Closed fracture tissue repair

fracture
Closed fracture
Fixation: After debridement, the fracture should be reduced under direct vision. According to the type of fracture, the appropriate internal fixation method is selected to fix the fracture. The fixation method should be the simplest and quickest. It may be appropriate and external fixation if necessary after surgery. If the fracture is stable, it is not easy to be displaced after reduction, or internal fixation may be used, and external fixation is simply used. The third open fracture and the second open fracture have a debridement time longer than 6-8 hours after the injury. It is not suitable to use internal fixation. External fixators can be used, because more than 6-8 hours, the bacteria contaminated at the wound site have been After the incubation period, it enters a period of logarithmic proliferation. As an inanimate foreign body, the internal fixation is low, and the antibacterial agent is difficult to function. It is easy to cause infection. Once the infection occurs, the internal fixation does not have to be removed, otherwise The infection does not stop and the wound does not heal.
Important soft tissue repair: Tendons, nerves, blood vessels and other important tissue injuries should be repaired with a suitable Buddha during debridement in order to restore limb function as soon as possible.
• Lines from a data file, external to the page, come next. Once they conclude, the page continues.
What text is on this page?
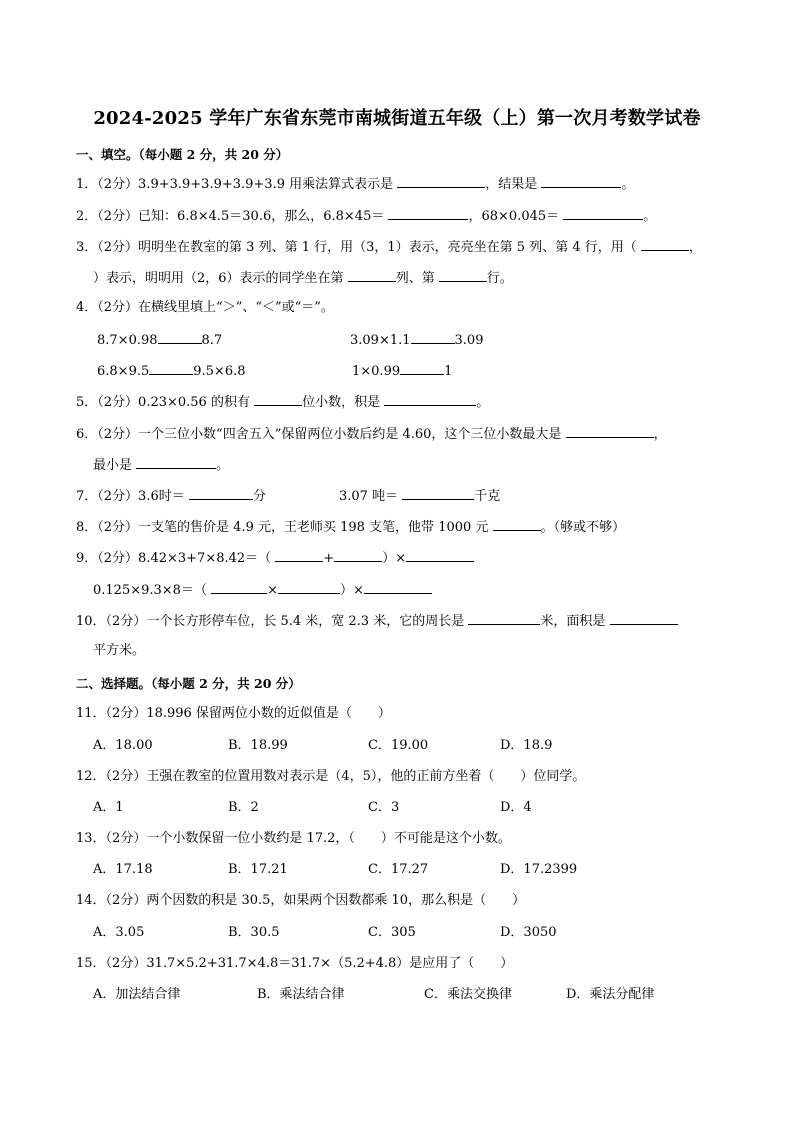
2024-2025 学年广东省东莞市南城街道五年级（上）第一次月考数学试卷
一、填空。（每小题 2 分，共 20 分）
1．（2分）3.9+3.9+3.9+3.9+3.9 用乘法算式表示是	，结果是	。
2．（2分）已知：6.8×4.5＝30.6，那么，6.8×45＝	，68×0.045＝	。
3．（2分）明明坐在教室的第 3 列、第 1 行，用（3，1）表示，亮亮坐在第 5 列、第 4 行，用（	，
）表示，明明用（2，6）表示的同学坐在第	列、第	行。
4．（2分）在横线里填上“＞”、“＜”或“＝”。
8.7×0.98	8.7	3.09×1.1	3.09
6.8×9.5	9.5×6.8	1×0.99	1
5．（2分）0.23×0.56 的积有	位小数，积是	。
6．（2分）一个三位小数“四舍五入”保留两位小数后约是 4.60，这个三位小数最大是	，
最小是	。
7．（2分）3.6时＝	分	3.07 吨＝	千克
8．（2分）一支笔的售价是 4.9 元，王老师买 198 支笔，他带 1000 元	。（够或不够）
9．（2分）8.42×3+7×8.42＝（	+	）×
0.125×9.3×8＝（	×	）×
10．（2分）一个长方形停车位，长 5.4 米，宽 2.3 米，它的周长是	米，面积是
平方米。
二、选择题。（每小题 2 分，共 20 分）
11．（2分）18.996 保留两位小数的近似值是（　　）
A．18.00	B．18.99	C．19.00	D．18.9
12．（2分）王强在教室的位置用数对表示是（4，5），他的正前方坐着（　　）位同学。
A．1	B．2	C．3	D．4
13．（2分）一个小数保留一位小数约是 17.2，（　　）不可能是这个小数。
A．17.18	B．17.21	C．17.27	D．17.2399
14．（2分）两个因数的积是 30.5，如果两个因数都乘 10，那么积是（　　）
A．3.05	B．30.5	C．305	D．3050
15．（2分）31.7×5.2+31.7×4.8＝31.7×（5.2+4.8）是应用了（　　）
A．加法结合律	B．乘法结合律	C．乘法交换律	D．乘法分配律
Wound drainage: use a silicone tube, place it in the deepest part of the wound, pierce the body from the normal skin, and connect a negative pressure drainage bottle, remove it at 24-48 hours. If necessary, antibiotics or slow-release antibiotics can be placed in the wound before the wound is closed.

Closed fracture

Completely closing the wound and striving for primary healing is the key to transforming open fractures into closed fractures. It is also the main goal of debridement. For first- and second-degree open fractures, most of the wounds can be closed in one stage after debridement, and in third-degree open fractures, various methods should be used to close the first stage as much as possible after debridement. The development of wounds and microsurgery has provided better methods and more opportunities for the treatment of such injuries. a. Direct suture: If there is no obvious defect in the skin, it can be sutured directly, and it can directly cross the wound of the joint. Although there is no skin defect, it should not be sutured directly to avoid scar contracture of the wound and affect the joint movement. .
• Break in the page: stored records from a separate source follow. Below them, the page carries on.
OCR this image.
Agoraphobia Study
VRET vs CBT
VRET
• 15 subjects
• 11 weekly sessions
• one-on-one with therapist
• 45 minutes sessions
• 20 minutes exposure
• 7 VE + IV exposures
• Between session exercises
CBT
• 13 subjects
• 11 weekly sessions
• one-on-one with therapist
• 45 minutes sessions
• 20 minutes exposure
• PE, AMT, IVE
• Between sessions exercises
b. Reduced suture and skin grafting: skin defects, large wound tension, can not be directly sutured, such as the surrounding skin and
fracture
Soft tissue damage is minor, and a reduction incision can be made on one or both sides of the wound parallel to the wound. After the wound is sutured, if the incision can be sutured, the suture is directly sutured, otherwise the skin is implanted at the incision gap, such as a skin defect at the wound, and the local soft tissue bed is good without bone, nerves, blood vessels and other important tissue exposed. Direct skin grafting.
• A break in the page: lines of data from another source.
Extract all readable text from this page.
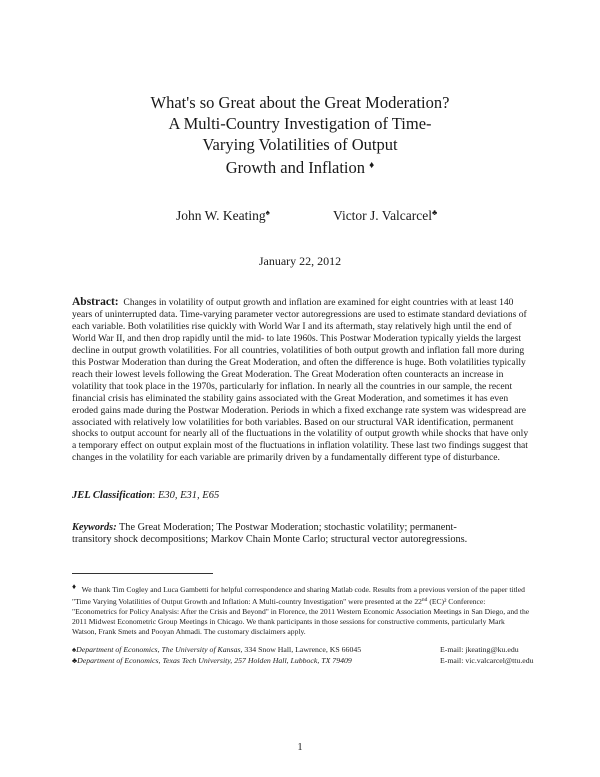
What's so Great about the Great Moderation?
A Multi-Country Investigation of Time-
Varying Volatilities of Output
Growth and Inflation ♦
John W. Keating♠	Victor J. Valcarcel♣
January 22, 2012

Abstract: Changes in volatility of output growth and inflation are examined for eight countries with at least 140 years of uninterrupted data. Time-varying parameter vector autoregressions are used to estimate standard deviations of each variable. Both volatilities rise quickly with World War I and its aftermath, stay relatively high until the end of World War II, and then drop rapidly until the mid- to late 1960s. This Postwar Moderation typically yields the largest decline in output growth volatilities. For all countries, volatilities of both output growth and inflation fall more during this Postwar Moderation than during the Great Moderation, and often the difference is huge. Both volatilities typically reach their lowest levels following the Great Moderation. The Great Moderation often counteracts an increase in volatility that took place in the 1970s, particularly for inflation. In nearly all the countries in our sample, the recent financial crisis has eliminated the stability gains associated with the Great Moderation, and sometimes it has even eroded gains made during the Postwar Moderation. Periods in which a fixed exchange rate system was widespread are associated with relatively low volatilities for both variables. Based on our structural VAR identification, permanent shocks to output account for nearly all of the fluctuations in the volatility of output growth while shocks that have only a temporary effect on output explain most of the fluctuations in inflation volatility. These last two findings suggest that changes in the volatility for each variable are primarily driven by a fundamentally different type of disturbance.

JEL Classification: E30, E31, E65

Keywords: The Great Moderation; The Postwar Moderation; stochastic volatility; permanent-transitory shock decompositions; Markov Chain Monte Carlo; structural vector autoregressions.

♦ We thank Tim Cogley and Luca Gambetti for helpful correspondence and sharing Matlab code. Results from a previous version of the paper titled "Time Varying Volatilities of Output Growth and Inflation: A Multi-country Investigation" were presented at the 22nd (EC)² Conference: "Econometrics for Policy Analysis: After the Crisis and Beyond" in Florence, the 2011 Western Economic Association Meetings in San Diego, and the 2011 Midwest Econometric Group Meetings in Chicago. We thank participants in those sessions for constructive comments, particularly Mark Watson, Frank Smets and Pooyan Ahmadi. The customary disclaimers apply.

♠Department of Economics, The University of Kansas, 334 Snow Hall, Lawrence, KS 66045	E-mail: jkeating@ku.edu
♣Department of Economics, Texas Tech University, 257 Holden Hall, Lubbock, TX 79409	E-mail: vic.valcarcel@ttu.edu
1
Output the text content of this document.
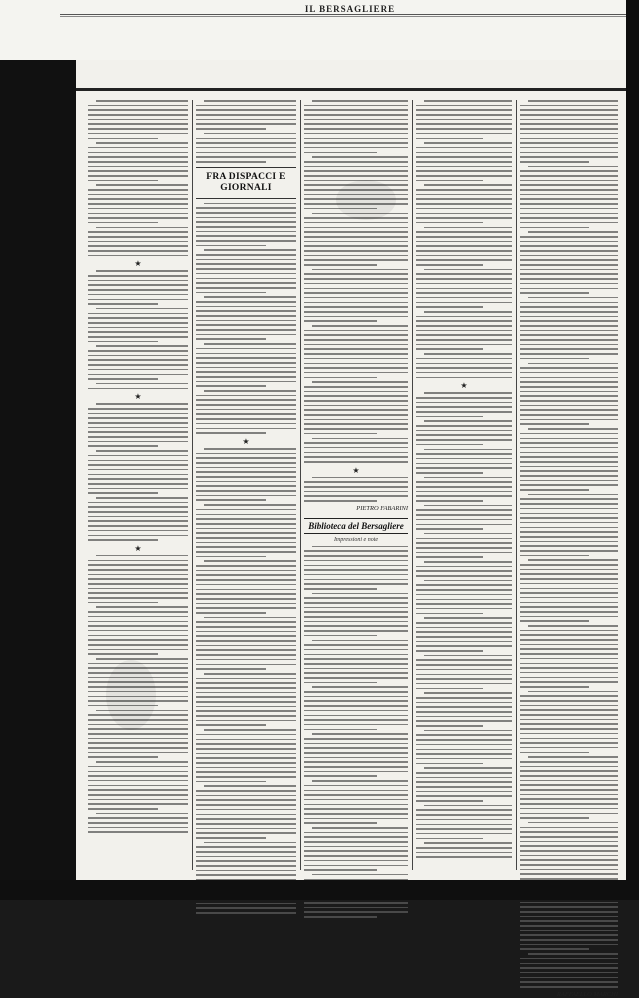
IL BERSAGLIERE
★
★
★
FRA DISPACCI E GIORNALI
★
★
PIETRO FABARINI
Biblioteca del Bersagliere
Impressioni e note
★
RAFFAELLO MARCHI
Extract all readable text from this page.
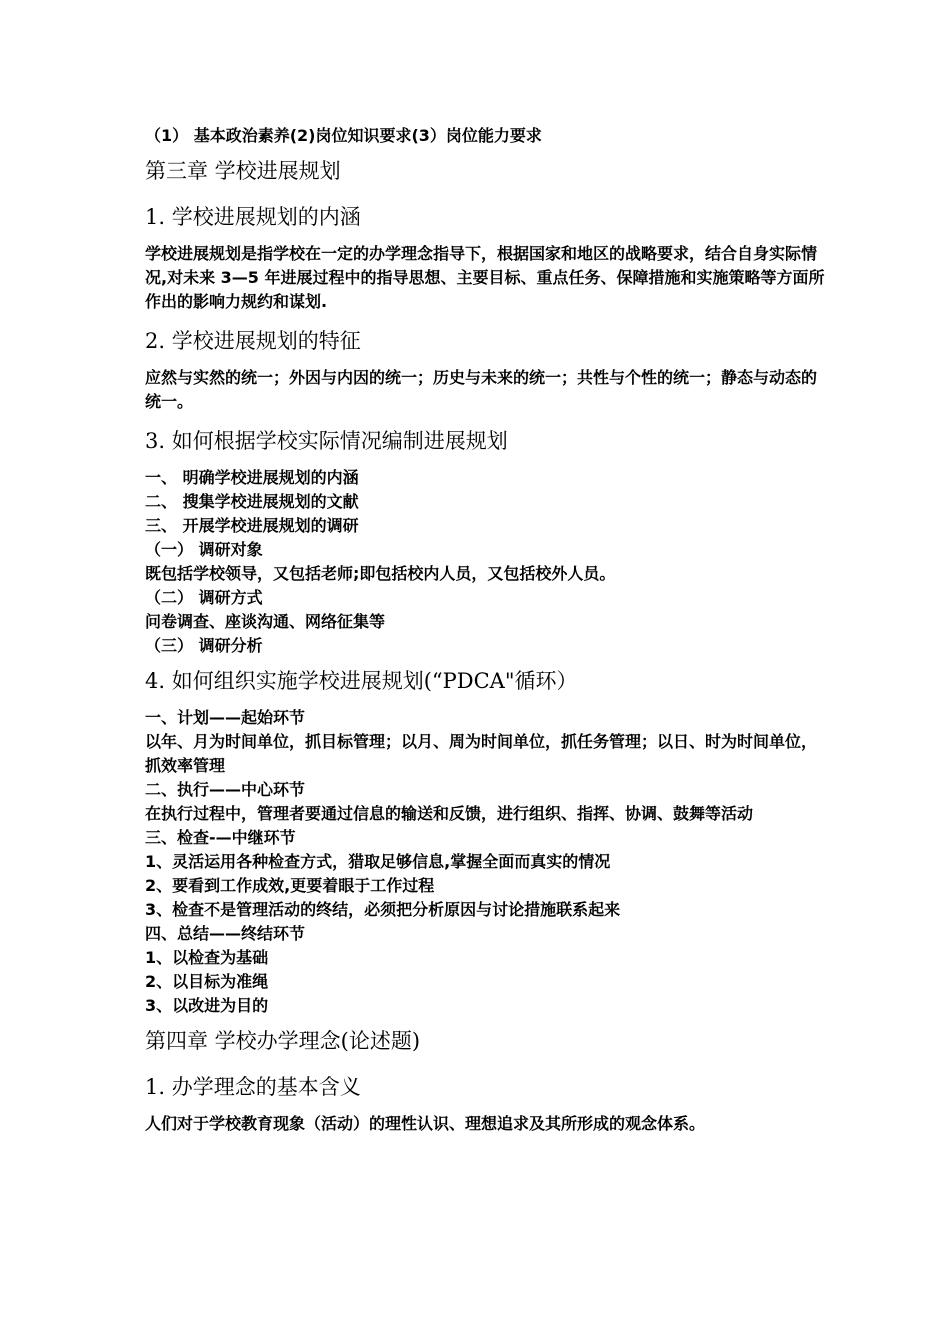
（1） 基本政治素养(2)岗位知识要求(3）岗位能力要求

第三章 学校进展规划

1. 学校进展规划的内涵

学校进展规划是指学校在一定的办学理念指导下，根据国家和地区的战略要求，结合自身实际情况,对未来 3—5 年进展过程中的指导思想、主要目标、重点任务、保障措施和实施策略等方面所作出的影响力规约和谋划.

2. 学校进展规划的特征

应然与实然的统一；外因与内因的统一；历史与未来的统一；共性与个性的统一；静态与动态的统一。

3. 如何根据学校实际情况编制进展规划

一、 明确学校进展规划的内涵

二、 搜集学校进展规划的文献

三、 开展学校进展规划的调研

（一） 调研对象

既包括学校领导，又包括老师;即包括校内人员，又包括校外人员。

（二） 调研方式

问卷调查、座谈沟通、网络征集等

（三） 调研分析

4. 如何组织实施学校进展规划(“PDCA"循环）

一、计划——起始环节

以年、月为时间单位，抓目标管理；以月、周为时间单位，抓任务管理；以日、时为时间单位，抓效率管理

二、执行——中心环节

在执行过程中，管理者要通过信息的输送和反馈，进行组织、指挥、协调、鼓舞等活动

三、检查-—中继环节

1、灵活运用各种检查方式，猎取足够信息,掌握全面而真实的情况

2、要看到工作成效,更要着眼于工作过程

3、检查不是管理活动的终结，必须把分析原因与讨论措施联系起来

四、总结——终结环节

1、以检查为基础

2、以目标为准绳

3、以改进为目的

第四章 学校办学理念(论述题)

1. 办学理念的基本含义

人们对于学校教育现象（活动）的理性认识、理想追求及其所形成的观念体系。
c. Delayed closure: The third degree of open fracture, serious soft tissue damage, the tissue necrosis can not be determined culturally, and the chance of infection is large. After debridement, the surrounding soft tissue can be used to cover the fracture, open the wound, and wet with sterile dressing Apply and observe for 3-5 days, and debride again, completely remove the inactivated tissue, and perform free skin grafting. If skin grafting is difficult, it can be covered with a flap graft.
d. Flap transplantation: a third-degree open fracture with extensive soft tissue damage. The fracture is exposed. The lack of soft tissue coverage can easily lead to infection. You should try to cover the window with various flaps, such as locally transferred skin. Petal, vascular pedicle island flap and anastomotic free flap transplantation.